Combo of Walks and Homers Hurting Tribe Pitching

Despite the slugging teams of the 1990’s, including a team that scored 1000 runs in a season (the last team in major league baseball to do so), Jacobs Field/Progressive Field has always been a pitcher’s park.

That speaks to how great those Indians teams that featured Albert Belle, Carlos Baerga, Manny Ramirez, and Jim Thome really were.  They placed half of their games in a park that helped pitchers.

Now, the Indians have a problem.  Their ballpark helps the pitchers and it is making it look better than it is.

Not that ranking 12th in the American League looks good.  Cleveland pitchers rank ahead of only Baltimore, Toronto, and Houston in ERA.

However, on the road it is worse as Tribe hurlers rank ahead of only Seattle in terms of that statistic.  That would partially explain why the Indians have lost 10 games in the row away from Progressive Field.  They have a 4.72 ERA away from home.

The particular problem that has plagued Cleveland pitchers on the road is the base on balls.  They have issued 118 walks on the road, 14 more that the next worst group, the Chicago White Sox.

Opposition hitters are only hitting .253 against the Tribe staff, the 5th best rate in the AL.  But they have allowed 35 home runs, the 4th worst mark in the league.  If you walk people and give up home runs, you are going to allow a lot of runs.

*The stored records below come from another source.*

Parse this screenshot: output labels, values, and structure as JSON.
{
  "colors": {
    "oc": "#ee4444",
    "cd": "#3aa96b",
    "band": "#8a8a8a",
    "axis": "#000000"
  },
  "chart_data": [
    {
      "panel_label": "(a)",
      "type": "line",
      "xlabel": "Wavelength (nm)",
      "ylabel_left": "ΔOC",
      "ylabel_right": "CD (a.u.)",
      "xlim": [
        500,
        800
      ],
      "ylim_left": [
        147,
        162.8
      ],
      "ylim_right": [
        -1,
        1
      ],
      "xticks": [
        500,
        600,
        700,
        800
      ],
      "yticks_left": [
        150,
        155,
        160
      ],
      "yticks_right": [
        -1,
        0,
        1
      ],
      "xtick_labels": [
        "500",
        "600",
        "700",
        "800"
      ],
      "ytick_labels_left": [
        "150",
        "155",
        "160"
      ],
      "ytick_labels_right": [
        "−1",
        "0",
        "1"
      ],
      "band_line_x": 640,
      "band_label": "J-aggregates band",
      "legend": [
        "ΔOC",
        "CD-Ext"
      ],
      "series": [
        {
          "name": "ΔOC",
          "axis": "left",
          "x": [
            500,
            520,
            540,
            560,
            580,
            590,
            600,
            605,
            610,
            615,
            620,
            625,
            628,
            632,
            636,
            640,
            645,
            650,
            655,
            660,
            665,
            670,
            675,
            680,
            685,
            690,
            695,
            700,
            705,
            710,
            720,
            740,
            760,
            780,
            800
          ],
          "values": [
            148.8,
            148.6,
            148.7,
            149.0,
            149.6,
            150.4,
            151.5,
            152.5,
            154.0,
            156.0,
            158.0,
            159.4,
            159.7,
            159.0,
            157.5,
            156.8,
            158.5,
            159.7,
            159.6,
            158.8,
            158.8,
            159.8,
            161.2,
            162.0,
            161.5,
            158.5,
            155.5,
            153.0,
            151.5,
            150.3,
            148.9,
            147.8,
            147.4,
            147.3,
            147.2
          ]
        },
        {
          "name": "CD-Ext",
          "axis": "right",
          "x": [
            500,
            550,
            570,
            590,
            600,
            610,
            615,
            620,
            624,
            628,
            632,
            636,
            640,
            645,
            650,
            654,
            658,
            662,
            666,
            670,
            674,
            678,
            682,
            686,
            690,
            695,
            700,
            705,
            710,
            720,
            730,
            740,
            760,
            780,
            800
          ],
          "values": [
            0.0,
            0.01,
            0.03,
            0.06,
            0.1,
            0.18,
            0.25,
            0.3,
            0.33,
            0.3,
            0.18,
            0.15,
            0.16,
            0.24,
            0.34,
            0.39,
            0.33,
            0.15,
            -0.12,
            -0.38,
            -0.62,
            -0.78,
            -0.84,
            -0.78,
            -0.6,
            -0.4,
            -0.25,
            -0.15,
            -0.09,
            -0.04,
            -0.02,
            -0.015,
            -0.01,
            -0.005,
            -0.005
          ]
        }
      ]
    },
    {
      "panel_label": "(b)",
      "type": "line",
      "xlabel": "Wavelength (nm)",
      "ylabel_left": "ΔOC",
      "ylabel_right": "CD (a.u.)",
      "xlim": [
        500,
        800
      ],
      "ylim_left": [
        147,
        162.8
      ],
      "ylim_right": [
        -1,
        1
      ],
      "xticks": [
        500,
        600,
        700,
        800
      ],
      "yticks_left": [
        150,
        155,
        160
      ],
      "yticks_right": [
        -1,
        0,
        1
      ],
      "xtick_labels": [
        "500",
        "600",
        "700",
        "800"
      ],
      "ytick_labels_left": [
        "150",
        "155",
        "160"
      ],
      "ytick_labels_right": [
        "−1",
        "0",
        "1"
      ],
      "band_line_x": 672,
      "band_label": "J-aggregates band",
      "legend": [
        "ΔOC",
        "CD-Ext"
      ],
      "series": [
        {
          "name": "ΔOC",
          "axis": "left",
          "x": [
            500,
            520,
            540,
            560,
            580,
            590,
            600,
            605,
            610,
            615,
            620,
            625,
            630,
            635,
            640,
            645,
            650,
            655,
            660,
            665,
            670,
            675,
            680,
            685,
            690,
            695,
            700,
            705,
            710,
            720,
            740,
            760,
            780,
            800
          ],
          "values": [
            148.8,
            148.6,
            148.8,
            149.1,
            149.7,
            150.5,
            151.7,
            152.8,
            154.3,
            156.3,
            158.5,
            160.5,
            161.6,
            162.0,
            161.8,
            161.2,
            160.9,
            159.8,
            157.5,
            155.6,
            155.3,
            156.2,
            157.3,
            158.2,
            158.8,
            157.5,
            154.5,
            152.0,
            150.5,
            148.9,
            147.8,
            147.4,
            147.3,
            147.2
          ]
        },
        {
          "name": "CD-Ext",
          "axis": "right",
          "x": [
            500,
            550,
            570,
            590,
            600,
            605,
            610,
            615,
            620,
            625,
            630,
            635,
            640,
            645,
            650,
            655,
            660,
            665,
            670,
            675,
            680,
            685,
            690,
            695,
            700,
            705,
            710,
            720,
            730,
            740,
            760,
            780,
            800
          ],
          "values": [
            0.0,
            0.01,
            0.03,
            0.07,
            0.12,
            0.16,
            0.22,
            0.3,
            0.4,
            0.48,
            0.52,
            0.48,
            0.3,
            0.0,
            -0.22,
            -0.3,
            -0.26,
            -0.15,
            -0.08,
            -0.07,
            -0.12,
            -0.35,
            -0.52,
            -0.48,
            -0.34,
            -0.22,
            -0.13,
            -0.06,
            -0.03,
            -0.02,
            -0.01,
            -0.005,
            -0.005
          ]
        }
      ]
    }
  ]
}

At home, the Tribe’s ERA is a respectable 4.15, which is 10th in the AL, but only .08 behind the Red Sox staff, which is in the middle of the pack.  The walks are a problem at home too, though, allowing the 5th most in the Junior Circuit.

If you have figured out at this point that Cleveland pitchers are allowing too many batters to reach base via the walk, you are correct.  Tribe pitchers are 3rd in the league overall, behind just Houston and Boston.

They’ve also allowed the 4th most dingers in the league, behind only Baltimore, Houston, and Toronto.

The home runs are equally spread out among the starters and relievers.  The starters have given up 48 bombs, 5th worst in the league, while the relievers have allowed the 3rd highest total.

The bases on balls are the same ways.  The starters have walked the 3rd most in the American League, the relievers rank 4th.

The one thing that doesn’t make this combination an unmitigated disaster is the Cleveland pitchers ability to strike people out, ranking behind just Detroit and Boston in that category.

In their recent losing streak, however, it is the starting pitching that is really letting the team down, allowing 2o runs in the first three innings, putting the team in a hole right off the bat.

So,  while the starters’ ERA is 4.46, that figure has been accomplished because they have righted the ship after falling behind early and they have given Terry Francona around six innings per start.

In the Yankee series alone, all three starters (Justin Masterson, Scott Kazmir, and Corey Kluber) gave up big innings in the first three frames, but settled in and gave the skipper at least six innings, thus protecting the bullpen.

Earlier in the season, Indians’ pitchers were not walking as many batters, ranking in the middle of the pack, but as of late, that has changed and the extra base runners are lengthening innings, and helping set up three run home runs.

If the Indians are going to get going again, and as we said before the season started that this would be a streaky team, then the pitchers need to throw strikes, and they must pitch better on the road.

Until that happens, the Tribe will continue to struggle.